In the adult world, success tends to grace those who work harder than their peers. Competition drives the open market and encourages growth. It provides incentive to create better products, train harder or learn more. A company's ability to succeed is predicated on hiring better employees and developing better systems than the other companies.
But for those who are more inclined to cooperate than compete, having rivals is stressful and can even inhibit participation. My wife, Tanya, for example, prefers collaboration to competition and avoids situations that promote a win-or-lose mentality. I play basketball; she prefers yoga.
Things change when we talk about kids, whose goals lean toward intellectual and emotional growth, not the almighty dollar. Some experts say that competing for better grades in schools actually detracts from a student's ability to succeed.
According to Alfie Kohn, an author of 12 books on parenting and education and an outspoken critic of our fixation with grades and test scores, competition in schools is harmful. Kohn quotes studies illustrating that a child's sense of self-worth is defined by external sources. By focusing on winning the prize instead of performance quality, their inherent sense of value becomes a function of victory or defeat. The more a child competes, says Kohn, the more they need to compete to continue to feel good about themselves.
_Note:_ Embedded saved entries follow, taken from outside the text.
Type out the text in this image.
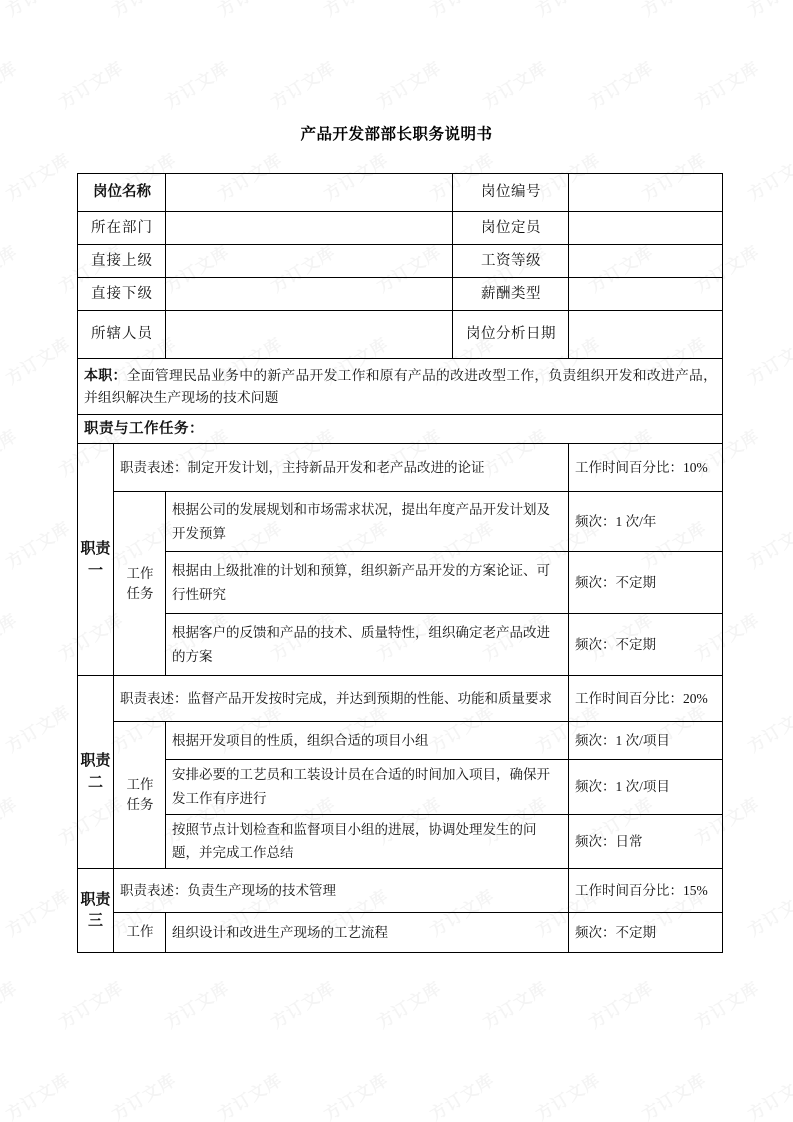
产品开发部部长职务说明书
岗位名称			岗位编号	

所在部门			岗位定员	

直接上级			工资等级	

直接下级			薪酬类型	

所辖人员			岗位分析日期	

本职：全面管理民品业务中的新产品开发工作和原有产品的改进改型工作，负责组织开发和改进产品，并组织解决生产现场的技术问题				

职责与工作任务：				

职责一	职责表述：制定开发计划，主持新品开发和老产品改进的论证			工作时间百分比：10%

	工作任务	根据公司的发展规划和市场需求状况，提出年度产品开发计划及开发预算		频次：1 次/年

		根据由上级批准的计划和预算，组织新产品开发的方案论证、可行性研究		频次：不定期

		根据客户的反馈和产品的技术、质量特性，组织确定老产品改进的方案		频次：不定期

职责二	职责表述：监督产品开发按时完成，并达到预期的性能、功能和质量要求			工作时间百分比：20%

	工作任务	根据开发项目的性质，组织合适的项目小组		频次：1 次/项目

		安排必要的工艺员和工装设计员在合适的时间加入项目，确保开发工作有序进行		频次：1 次/项目

		按照节点计划检查和监督项目小组的进展，协调处理发生的问题，并完成工作总结		频次：日常

职责三	职责表述：负责生产现场的技术管理			工作时间百分比：15%

	工作	组织设计和改进生产现场的工艺流程		频次：不定期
A vicious cycle.
But competition is a reality in our society. From education to business and sports to relationships, we compete. For one to rise to the top, another must fill the vacuum at the bottom. The cost of the resultant hierarchy is that there will always be more losers than winners. Is it possible to skew this theory so more kids become the latter?
In a world where competition is unavoidable but cooperation is critical, parents need to play the game. Maybe we should decide what's more important, victory or value. Otherwise, we need to find the middle ground between individual quality and productive collaboration. Surely it exists.
Competition has made our country great, and it always feels good to be recognized for superior efforts. But the greatest triumphs in our civilization's history - democracy, space exploration, city building, to name a few - were team efforts with many winners.
I'll remember that after my next gutter ball.